Peut-on prêter foi au conte de fées des nouveaux talibans gentils ? Certainement pas. Si des travailleurs humanitaires afghans ou des soldats occidentaux sont arrêtés à un poste de contrôle par une horde d'hommes armés, ils n'auront guère envie de se référer aux belles promesses d’un porte-parole du régime ou d'un mollah pour négocier leur vie avec les sbires barbus. A Kaboul, la présence des médias afghans et internationaux permet au moins de s'assurer que les extrémistes font attention à leur image - du moins pour le moment. Mais là où personne ne regarde et où l'emprise des talibans est ferme, nous devons craindre le pire. Dans l'interprétation de l'islam de l'âge de pierre à laquelle adhèrent les "Guerriers de Dieu", on n’a pas changé un iota. Ce qui restera de retenue et d’apaisement de ces premiers jours de la restauration islamique, va se décider dans les luttes de factions au sein du mouvement taliban dans les mois à venir. Les châtiments terribles - mains amputées, lapidation, fouet - reviendront en tout cas.
Néanmoins, l'Occident peut saisir cette opportunité : tant que les nouveaux arrivants à Kaboul veulent encore que le monde les aime, de nombreux accords peuvent être négociés avec eux.
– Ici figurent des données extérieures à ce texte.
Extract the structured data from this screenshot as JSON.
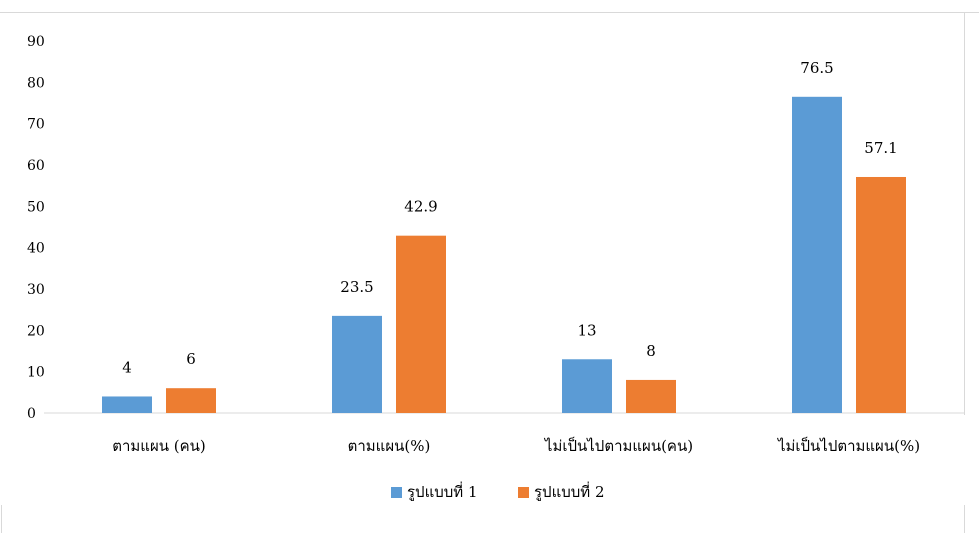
{
  "chart_data": {
    "type": "bar",
    "title": "",
    "xlabel": "",
    "ylabel": "",
    "ylim": [
      0,
      90
    ],
    "yticks": [
      "0",
      "10",
      "20",
      "30",
      "40",
      "50",
      "60",
      "70",
      "80",
      "90"
    ],
    "grid": false,
    "legend_position": "bottom",
    "categories": [
      "ตามแผน (คน)",
      "ตามแผน(%)",
      "ไม่เป็นไปตามแผน(คน)",
      "ไม่เป็นไปตามแผน(%)"
    ],
    "series": [
      {
        "name": "รูปแบบที่ 1",
        "color": "#5b9bd5",
        "values": [
          4,
          23.5,
          13,
          76.5
        ],
        "labels": [
          "4",
          "23.5",
          "13",
          "76.5"
        ]
      },
      {
        "name": "รูปแบบที่ 2",
        "color": "#ed7d31",
        "values": [
          6,
          42.9,
          8,
          57.1
        ],
        "labels": [
          "6",
          "42.9",
          "8",
          "57.1"
        ]
      }
    ]
  }
}
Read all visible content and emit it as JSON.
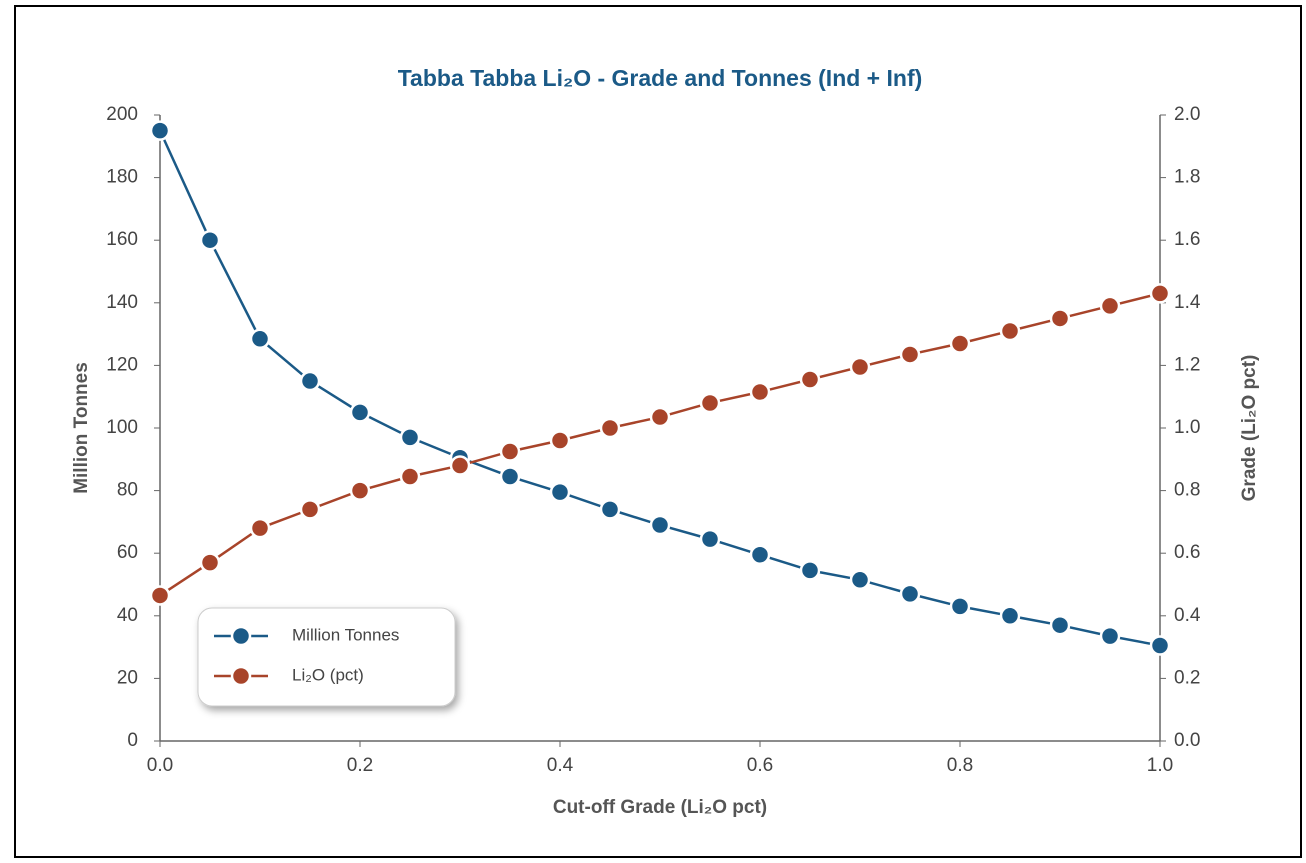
{
  "chart_data": {
    "type": "line",
    "title": "Tabba Tabba Li₂O - Grade and Tonnes (Ind + Inf)",
    "xlabel": "Cut-off Grade (Li₂O pct)",
    "ylabel": "Million Tonnes",
    "y2label": "Grade (Li₂O pct)",
    "x": [
      0,
      0.05,
      0.1,
      0.15,
      0.2,
      0.25,
      0.3,
      0.35,
      0.4,
      0.45,
      0.5,
      0.55,
      0.6,
      0.65,
      0.7,
      0.75,
      0.8,
      0.85,
      0.9,
      0.95,
      1
    ],
    "series": [
      {
        "name": "Million Tonnes",
        "color": "#1b5a87",
        "axis": "y",
        "values": [
          195,
          160,
          128.5,
          115,
          105,
          97,
          90.5,
          84.5,
          79.5,
          74,
          69,
          64.5,
          59.5,
          54.5,
          51.5,
          47,
          43,
          40,
          37,
          33.5,
          30.5
        ]
      },
      {
        "name": "Li₂O (pct)",
        "color": "#a8442a",
        "axis": "y2",
        "values": [
          0.465,
          0.57,
          0.68,
          0.74,
          0.8,
          0.845,
          0.88,
          0.925,
          0.96,
          1.0,
          1.035,
          1.08,
          1.115,
          1.155,
          1.195,
          1.235,
          1.27,
          1.31,
          1.35,
          1.39,
          1.43
        ]
      }
    ],
    "xlim": [
      0,
      1
    ],
    "xticks": [
      {
        "value": 0,
        "label": "0.0"
      },
      0.2,
      0.4,
      0.6,
      0.8,
      {
        "value": 1,
        "label": "1.0"
      }
    ],
    "ylim": [
      0,
      200
    ],
    "yticks": [
      0,
      20,
      40,
      60,
      80,
      100,
      120,
      140,
      160,
      180,
      200
    ],
    "y2lim": [
      0,
      2
    ],
    "y2ticks": [
      {
        "value": 0,
        "label": "0.0"
      },
      0.2,
      0.4,
      0.6,
      0.8,
      {
        "value": 1,
        "label": "1.0"
      },
      1.2,
      1.4,
      1.6,
      1.8,
      {
        "value": 2,
        "label": "2.0"
      }
    ],
    "legend": "lower left"
  }
}
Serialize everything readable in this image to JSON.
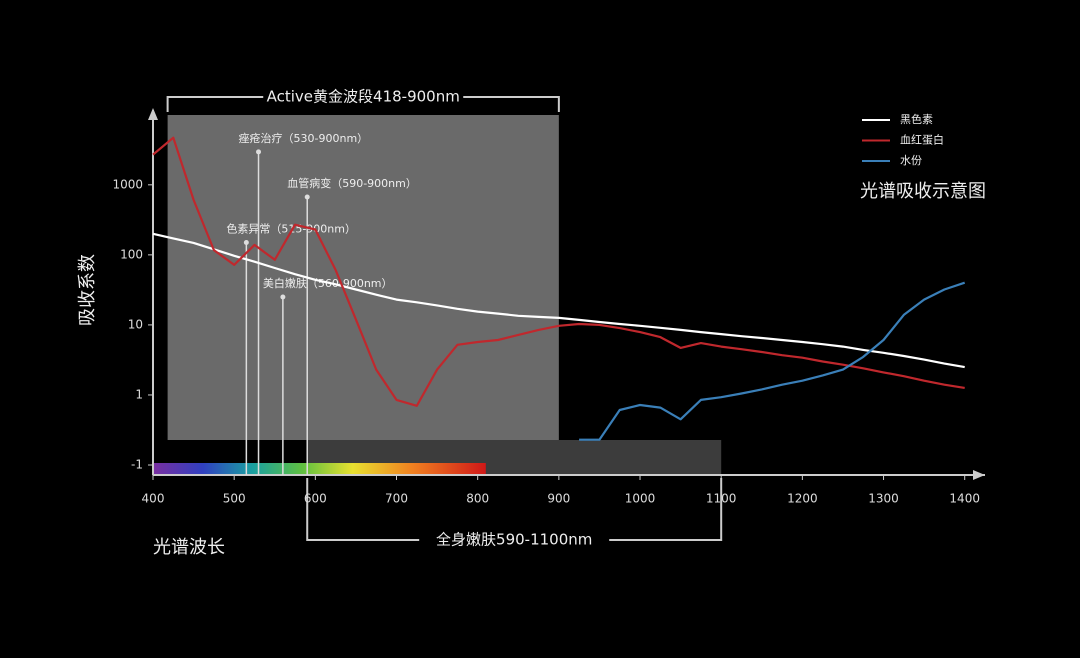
{
  "chart_data": {
    "type": "line",
    "title": "光谱吸收示意图",
    "x_label": "光谱波长",
    "y_label": "吸收系数",
    "log_y": true,
    "x": [
      400,
      425,
      450,
      475,
      500,
      525,
      550,
      575,
      600,
      625,
      650,
      675,
      700,
      725,
      750,
      775,
      800,
      825,
      850,
      875,
      900,
      925,
      950,
      975,
      1000,
      1025,
      1050,
      1075,
      1100,
      1125,
      1150,
      1175,
      1200,
      1225,
      1250,
      1275,
      1300,
      1325,
      1350,
      1375,
      1400
    ],
    "series": [
      {
        "name": "黑色素",
        "color": "#ffffff",
        "values": [
          200,
          172,
          148,
          120,
          97,
          80,
          65,
          53,
          44,
          38,
          32,
          27,
          23,
          21,
          19,
          17,
          15.5,
          14.5,
          13.5,
          13,
          12.6,
          11.8,
          11,
          10.3,
          9.7,
          9.1,
          8.5,
          7.9,
          7.4,
          6.9,
          6.5,
          6.1,
          5.7,
          5.3,
          4.9,
          4.4,
          4.0,
          3.6,
          3.2,
          2.8,
          2.5
        ]
      },
      {
        "name": "血红蛋白",
        "color": "#c0282d",
        "values": [
          2700,
          4700,
          610,
          117,
          72,
          139,
          85,
          270,
          230,
          61,
          12,
          2.3,
          0.85,
          0.7,
          2.3,
          5.2,
          5.7,
          6.1,
          7.2,
          8.5,
          9.7,
          10.3,
          10,
          9,
          7.9,
          6.7,
          4.7,
          5.5,
          4.9,
          4.5,
          4.1,
          3.7,
          3.4,
          3.0,
          2.7,
          2.4,
          2.1,
          1.85,
          1.6,
          1.4,
          1.26
        ]
      },
      {
        "name": "水份",
        "color": "#3a7fb8",
        "values": [
          null,
          null,
          null,
          null,
          null,
          null,
          null,
          null,
          null,
          null,
          null,
          null,
          null,
          null,
          null,
          null,
          null,
          null,
          null,
          null,
          null,
          0.23,
          0.23,
          0.61,
          0.72,
          0.66,
          0.45,
          0.85,
          0.93,
          1.05,
          1.2,
          1.4,
          1.6,
          1.9,
          2.3,
          3.5,
          6.1,
          13.9,
          23,
          32,
          40
        ]
      }
    ],
    "xlim": [
      400,
      1425
    ],
    "ylim": [
      0.072,
      11700
    ],
    "xticks": [
      400,
      500,
      600,
      700,
      800,
      900,
      1000,
      1100,
      1200,
      1300,
      1400
    ],
    "yticks": [
      {
        "value": 0.1,
        "label": "-1"
      },
      1,
      10,
      100,
      1000
    ],
    "regions": [
      {
        "label": "Active黄金波段418-900nm",
        "range": [
          418,
          900
        ]
      },
      {
        "label": "全身嫩肤590-1100nm",
        "range": [
          590,
          1100
        ]
      }
    ],
    "annotations": [
      {
        "label": "色素异常（515-900nm）",
        "x": 515,
        "y": 150
      },
      {
        "label": "痤疮治疗（530-900nm）",
        "x": 530,
        "y": 2950
      },
      {
        "label": "美白嫩肤（560-900nm）",
        "x": 560,
        "y": 25
      },
      {
        "label": "血管病变（590-900nm）",
        "x": 590,
        "y": 670
      }
    ],
    "spectrum_range": [
      400,
      810
    ],
    "legend": "top-right"
  }
}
Les gouvernements européens semblent surmonter leur paralysie due au premier choc de l’invasion et cherchent à nouer des pourparlers et les Américains discutent également avec les Talibans. Au moins, les supplétifs locaux des forces armées occidentales, les travailleurs humanitaires, les militants de l'opposition et les défenseurs des droits de l'homme peuvent peut-être encore être mis en sécurité. Mais l'heure tourne. Personne ne sait combien de temps encore les maîtres de céans enturbannés continueront à soigner leur apparence. Des tout petits groupes de 3 ou 4 hommes lourdement armés circulent dans des blindés légers dans les villes à la recherche d‘adversaires. La nuit on entend de temps à autre des coups de feu.
En France, l’opposition de gauche, Socialistes et Verts, accuse le gouvernement Macron de cacher sordidement la vérité. Il faudrait, disent-ils, accorder à tous les Afghans et pas seulement à ceux qui nous ont aidés le statut de victimes, de futures victimes en fait. Sinon les talibans auront beau jeu de dire que l'Europe est indifférente au sort des Afghans. (Rédaction « C l’Europe », avec « Le Figaro » et "t-online.de", 18/08/2021)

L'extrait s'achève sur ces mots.